Provincial Minister of Khyber Pakhtunkhwa for Law, Parliamentary Affairs and Human Rights
- In office 29 August 2018 – 9 February 2021

Member of the Provincial Assembly of Khyber Pakhtunkhwa
- In office 13 August 2018 – 18 January 2023
- Constituency: PK-58 (Charsadda-III)
- In office 29 May 2013 – 28 May 2018
- Constituency: PK-18 (Charsadda-II)

Personal details
- Party: Awami National Party (2022-present)
- Other political affiliations: PTI (2017-2022) QWP (2010-2017) IND (2007-2010)
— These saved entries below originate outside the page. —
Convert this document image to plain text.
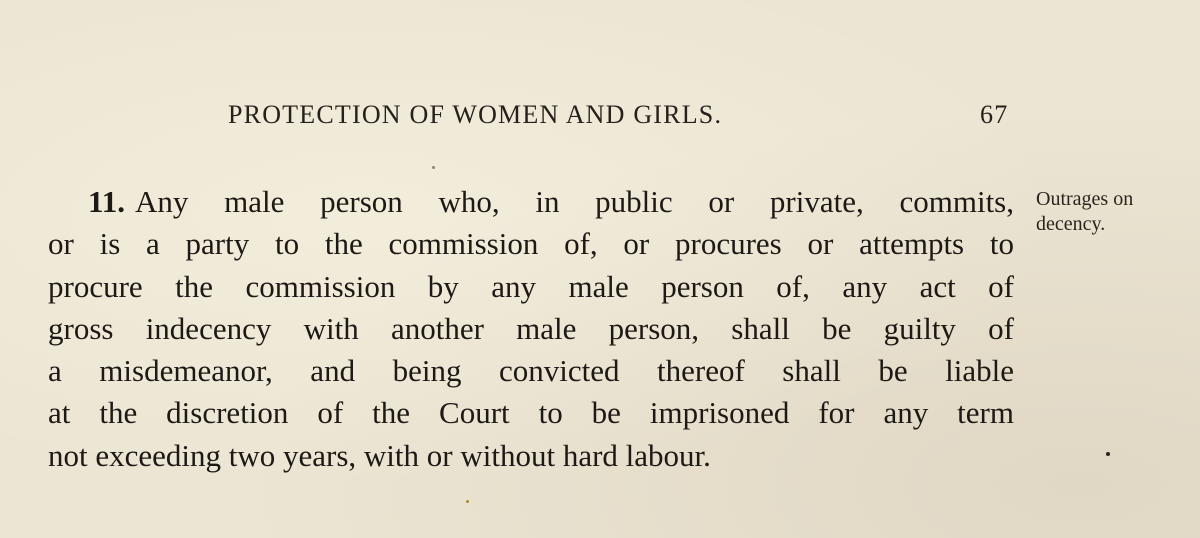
PROTECTION OF WOMEN AND GIRLS.	67
11. Any male person who, in public or private, commits,
or is a party to the commission of, or procures or attempts to
procure the commission by any male person of, any act of
gross indecency with another male person, shall be guilty of
a misdemeanor, and being convicted thereof shall be liable
at the discretion of the Court to be imprisoned for any term
not exceeding two years, with or without hard labour.
Outrages on
decency.
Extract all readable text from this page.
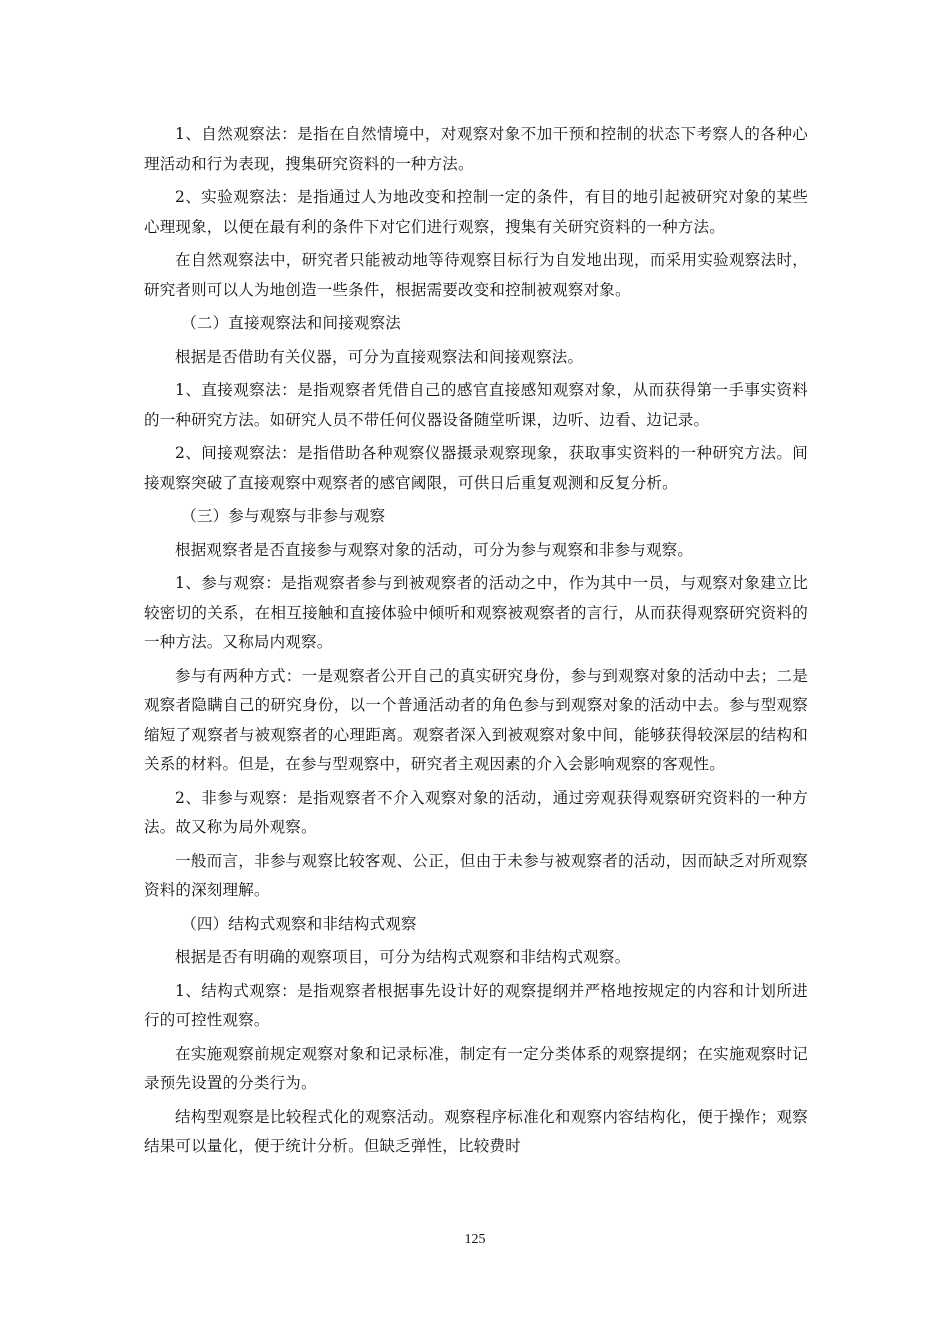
1、自然观察法：是指在自然情境中，对观察对象不加干预和控制的状态下考察人的各种心理活动和行为表现，搜集研究资料的一种方法。

2、实验观察法：是指通过人为地改变和控制一定的条件，有目的地引起被研究对象的某些心理现象，以便在最有利的条件下对它们进行观察，搜集有关研究资料的一种方法。

在自然观察法中，研究者只能被动地等待观察目标行为自发地出现，而采用实验观察法时，研究者则可以人为地创造一些条件，根据需要改变和控制被观察对象。

（二）直接观察法和间接观察法

根据是否借助有关仪器，可分为直接观察法和间接观察法。

1、直接观察法：是指观察者凭借自己的感官直接感知观察对象，从而获得第一手事实资料的一种研究方法。如研究人员不带任何仪器设备随堂听课，边听、边看、边记录。

2、间接观察法：是指借助各种观察仪器摄录观察现象，获取事实资料的一种研究方法。间接观察突破了直接观察中观察者的感官阈限，可供日后重复观测和反复分析。

（三）参与观察与非参与观察

根据观察者是否直接参与观察对象的活动，可分为参与观察和非参与观察。

1、参与观察：是指观察者参与到被观察者的活动之中，作为其中一员，与观察对象建立比较密切的关系，在相互接触和直接体验中倾听和观察被观察者的言行，从而获得观察研究资料的一种方法。又称局内观察。

参与有两种方式：一是观察者公开自己的真实研究身份，参与到观察对象的活动中去；二是观察者隐瞒自己的研究身份，以一个普通活动者的角色参与到观察对象的活动中去。参与型观察缩短了观察者与被观察者的心理距离。观察者深入到被观察对象中间，能够获得较深层的结构和关系的材料。但是，在参与型观察中，研究者主观因素的介入会影响观察的客观性。

2、非参与观察：是指观察者不介入观察对象的活动，通过旁观获得观察研究资料的一种方法。故又称为局外观察。

一般而言，非参与观察比较客观、公正，但由于未参与被观察者的活动，因而缺乏对所观察资料的深刻理解。

（四）结构式观察和非结构式观察

根据是否有明确的观察项目，可分为结构式观察和非结构式观察。

1、结构式观察：是指观察者根据事先设计好的观察提纲并严格地按规定的内容和计划所进行的可控性观察。

在实施观察前规定观察对象和记录标准，制定有一定分类体系的观察提纲；在实施观察时记录预先设置的分类行为。

结构型观察是比较程式化的观察活动。观察程序标准化和观察内容结构化，便于操作；观察结果可以量化，便于统计分析。但缺乏弹性，比较费时

125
= Sultan Mohammad Khan (politician) =

Pakistani lawyer and politician

Sultan Muhammad Khan is a Pakistani lawyer and politician who served as the Provincial Minister of Khyber Pakhtunkhwa for Law, Parliamentary Affairs and Human Rights, in office from 29 August 2018 to 9 Feb 2021. He resigned from his post willingly to face an inquiry into unfounded and unproved allegations from which he was later cleared by his party. However, despite later requests by the then Chief Minister who visited his residence in Rajjar, Charsadda to invite him to rejoin the cabinet, he refused. Later a jirga led by ANP leader Aimal Wali Khan visited his residence to invite him to join ANP and subsequently he joined the ANP to which he is still affiliated. He had been a Member of the Provincial Assembly of Khyber Pakhtunkhwa from August 2018 till January 2023. Previously, he was a member of the Provincial Assembly of Khyber Pakhtunkhwa from May 2013 to May 2018.
As a lawyer he has previously worked for law firms namely “Afridi, Shah & Minallah” and “Orr, Dignam & Co.”
Presently he practices law at Peshawar and Islamabad.

==Early life and education==
Sultan Muhammad Khan was born on 4 July 1980, in Charsadda, Pakistan.
His father Asif Jan Khan is the present hereditary “Chief of Rajjar” continuing the history of the family as “Chiefs” of their tribe. His maternal grandfather Abdul Khaliq Khan (late) from Hoti, Mardan was a twice elected MNA in 1970 and 1988 and Senator from 1990 until his death in 1992.
Sultan Muhammad Khan has a degree in Bachelor of Laws, from the University of Peshawar. He also obtained a degree in Master of Laws from King’s College, London in 2005.

==Political career==
He ran for an election for a seat of the Provincial Assembly of the North-West Frontier Province as an independent candidate from Constituency PF-18 (Charsadda-II) in the 2008 Pakistani general election, but was unsuccessful. He lost the seat to a candidate of Awami National Party (ANP).

He was elected to the Provincial Assembly of Khyber Pakhtunkhwa as a candidate of Qaumi Watan Party (QWP) from Constituency PK-18 (Charsadda-II) in the 2013 Pakistani general election. He received 13,911 votes and defeated a candidate of Awami National Party.

In 2017, he quit QWP and joined Pakistan Tehreek-e-Insaf (PTI).

He was re-elected to the Provincial Assembly of Khyber Pakhtunkhwa as a candidate of PTI from Constituency PK-58 (Charsadda-III) in the 2018 Pakistani general election defeating a candidate of the Awami National Party.

On 29 August 2018, he was inducted into the provincial Khyber Pakhtunkhwa cabinet of Chief Minister Mahmood Khan and was appointed as Provincial Minister of Khyber Pakhtunkhwa for Law, Parliamentary Affairs and Human Rights.